9. Insterstices de l’Airspace nation

Alors que j’écris ces lignes, la seconde saison de Handmaid’s Tale vient de s’achever : a priori, peu de rapport entre cette dystopie qui raconte le retour des femmes à leur condition de ventres et le sujet qui nous occupe, et pourtant… Dans l’état coercitif et religieux de Gilead, les esthétiques occupent une place centrale, entre tenues normées balisant les statuts sociaux, étiquetage anonyme des conserves réminiscentes des supermarchés soviétiques et dépouillement Shaker des environnements d’objets. Nous sommes ici aux antipodes de l’atmosphère pop sucrée de « Nosedive » de la série Black Mirror. Dans sa chambre nue, en fait, sa cellule, la servante June décrit ainsi son espace de vie :

« Ça pourrait être un Airbnb, mais pas un très bon. Une note à trois étoiles peut-être… Les propriétaires sont super gentils mais flippants… Viol rituel obligatoire » [53]

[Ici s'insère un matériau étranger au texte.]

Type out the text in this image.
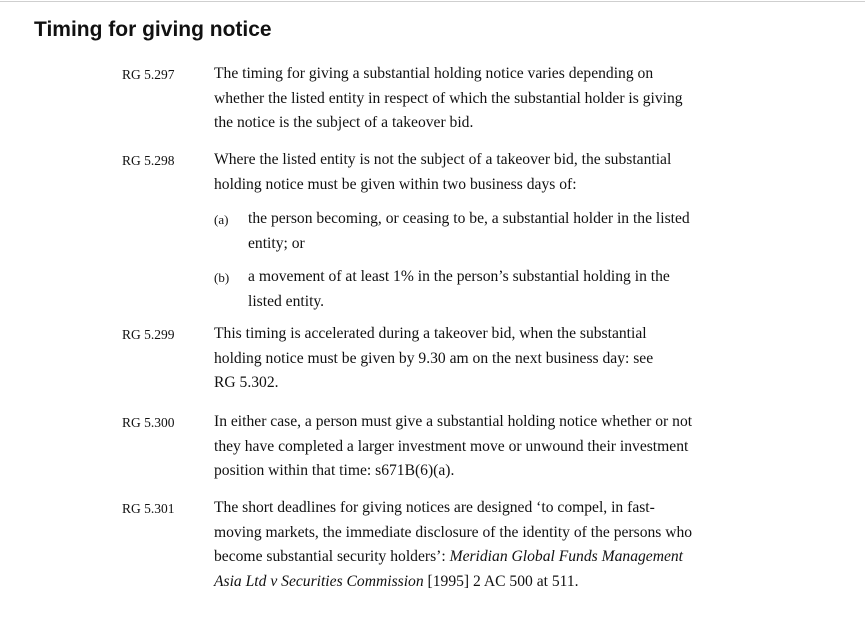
Timing for giving notice
RG 5.297	The timing for giving a substantial holding notice varies depending on
whether the listed entity in respect of which the substantial holder is giving
the notice is the subject of a takeover bid.
RG 5.298	Where the listed entity is not the subject of a takeover bid, the substantial
holding notice must be given within two business days of:
(a) the person becoming, or ceasing to be, a substantial holder in the listed
entity; or
(b) a movement of at least 1% in the person’s substantial holding in the
listed entity.
RG 5.299	This timing is accelerated during a takeover bid, when the substantial
holding notice must be given by 9.30 am on the next business day: see
RG 5.302.
RG 5.300	In either case, a person must give a substantial holding notice whether or not
they have completed a larger investment move or unwound their investment
position within that time: s671B(6)(a).
RG 5.301	The short deadlines for giving notices are designed ‘to compel, in fast-
moving markets, the immediate disclosure of the identity of the persons who
become substantial security holders’: Meridian Global Funds Management
Asia Ltd v Securities Commission [1995] 2 AC 500 at 511.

Cet extrait entérine la migration du terme « Airbnb » dans le langage courant ; finalement, le terme « Airspace » est presque redondant, au vu de cette lexicalisation du nom de l’entreprise hôtelière. Il veut ainsi dire le lieu, l’entreprise, l’application, son interface mais aussi l’esthétique, voire les esthétiques (tout-ikea, hygge, #Kinfolk, etc.) générées par la combinaison de ces éléments internes, et d’autres éléments périphériques (usage d’Instagram, Pinterest, Yelp, entre autres). Airspace est donc le nom d’une culture visuelle de l’espace fondée sur le potentiel circulatoire des images contemporaines, ce que Lev Manovich nous a aidés à saisir. Une conclusion potentielle de cet article, un peu réactionnaire, consisterait à dire qu’on ne vit plus nos espaces tant tout semble absorbé par l’image. Or, ce devenir-image de nos espaces est acté depuis longtemps et il semble peu porteur de s’en émouvoir. En admettant avec Paul Preciado que dans le contexte du capitalisme libéral, les dispositifs architecturaux, notamment intérieurs, fonctionnent comme des dispositifs organisant le désir, il devient pertinent de penser une relation à nos espaces qui déprogramme le transit organisé de la forme de vie Airspace, pour venir y soumettre des formes pirates, alternatives ou encore obscènes.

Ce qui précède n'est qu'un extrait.